Was ist der „Konziliarismus“ in der spätmittelalterlichen Kirchenpolitik?

Antwort

Die Auffassung, dass ein Allgemeines Konzil Autorität über den Papst haben kann

Der Hintergrund zur Antwort

Der Konziliarismus vertrat die Ansicht, dass in außergewöhnlichen Umständen die Kirche als Ganze, ausgedrückt durch ein universales Konzil, die höchste Jurisdiktion ausüben könne — sogar über einen regierenden Papst. Er entstand während des Abendländischen Schismas (1378–1417), als mehrere Anspruchsteller die Christenheit spalteten. Auf dem Konzil von Konstanz (1414–1418) bekräftigten Dekrete wie Haec Sancta die Vorrangstellung des Konzils; die Versammlung setzte rivalisierende Päpste ab oder nahm deren Rücktritt an und wählte danach Martin V., wodurch die Einheit wiederhergestellt wurde.
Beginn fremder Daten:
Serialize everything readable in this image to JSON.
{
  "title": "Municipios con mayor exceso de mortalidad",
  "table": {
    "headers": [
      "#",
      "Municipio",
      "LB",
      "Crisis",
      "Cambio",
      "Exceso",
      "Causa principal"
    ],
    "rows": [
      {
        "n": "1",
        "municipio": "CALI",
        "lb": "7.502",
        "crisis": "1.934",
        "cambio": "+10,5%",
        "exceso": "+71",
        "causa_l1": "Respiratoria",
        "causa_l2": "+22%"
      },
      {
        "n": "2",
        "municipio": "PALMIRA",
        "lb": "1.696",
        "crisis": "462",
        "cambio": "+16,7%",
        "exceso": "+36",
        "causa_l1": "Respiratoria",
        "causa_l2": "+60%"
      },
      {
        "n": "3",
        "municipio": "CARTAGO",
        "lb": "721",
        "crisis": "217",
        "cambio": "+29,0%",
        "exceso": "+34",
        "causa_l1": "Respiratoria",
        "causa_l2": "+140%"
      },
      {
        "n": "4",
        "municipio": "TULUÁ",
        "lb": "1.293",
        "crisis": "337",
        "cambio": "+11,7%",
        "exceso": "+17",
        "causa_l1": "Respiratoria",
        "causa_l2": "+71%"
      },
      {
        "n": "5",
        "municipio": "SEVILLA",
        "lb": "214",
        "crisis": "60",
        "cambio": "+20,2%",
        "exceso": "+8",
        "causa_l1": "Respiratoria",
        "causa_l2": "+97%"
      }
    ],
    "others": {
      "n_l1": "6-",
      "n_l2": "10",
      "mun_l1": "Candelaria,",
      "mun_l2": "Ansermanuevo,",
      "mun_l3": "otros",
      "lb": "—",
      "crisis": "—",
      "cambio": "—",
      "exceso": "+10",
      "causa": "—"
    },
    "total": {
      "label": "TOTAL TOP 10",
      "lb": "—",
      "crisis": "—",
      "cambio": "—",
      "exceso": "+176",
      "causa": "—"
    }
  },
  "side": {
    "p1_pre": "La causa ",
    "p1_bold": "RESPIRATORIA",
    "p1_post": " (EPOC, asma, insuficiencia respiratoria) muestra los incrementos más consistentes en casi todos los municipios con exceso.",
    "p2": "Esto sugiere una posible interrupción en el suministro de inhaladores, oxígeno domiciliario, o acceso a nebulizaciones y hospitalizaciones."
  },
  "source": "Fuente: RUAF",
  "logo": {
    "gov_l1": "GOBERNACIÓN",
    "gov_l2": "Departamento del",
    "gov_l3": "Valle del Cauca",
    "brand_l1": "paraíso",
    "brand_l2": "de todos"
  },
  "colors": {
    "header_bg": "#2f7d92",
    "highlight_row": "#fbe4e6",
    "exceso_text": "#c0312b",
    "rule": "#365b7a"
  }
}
Seine Wurzeln lagen im Kirchenrecht und in der Universitäts­theologie (z. B. Jean Gerson, Pierre d’Ailly). Zwar trieb das Konzil von Basel die Idee weiter, doch papalistische Reaktionen auf dem Fünften Laterankonzil und viel später auf dem Ersten Vatikanischen Konzil bekräftigten päpstlichen Primat und Unfehlbarkeit und beschnitten das konziliaristische Programm. Die Debatte prägte dauerhaft Vorstellungen von korporativer Governance und verfassungsmäßigen Grenzen, beeinflusste Strömungen wie den Gallikanismus und die europäische Diskussion über das Verhältnis von Autorität und Rechenschaft.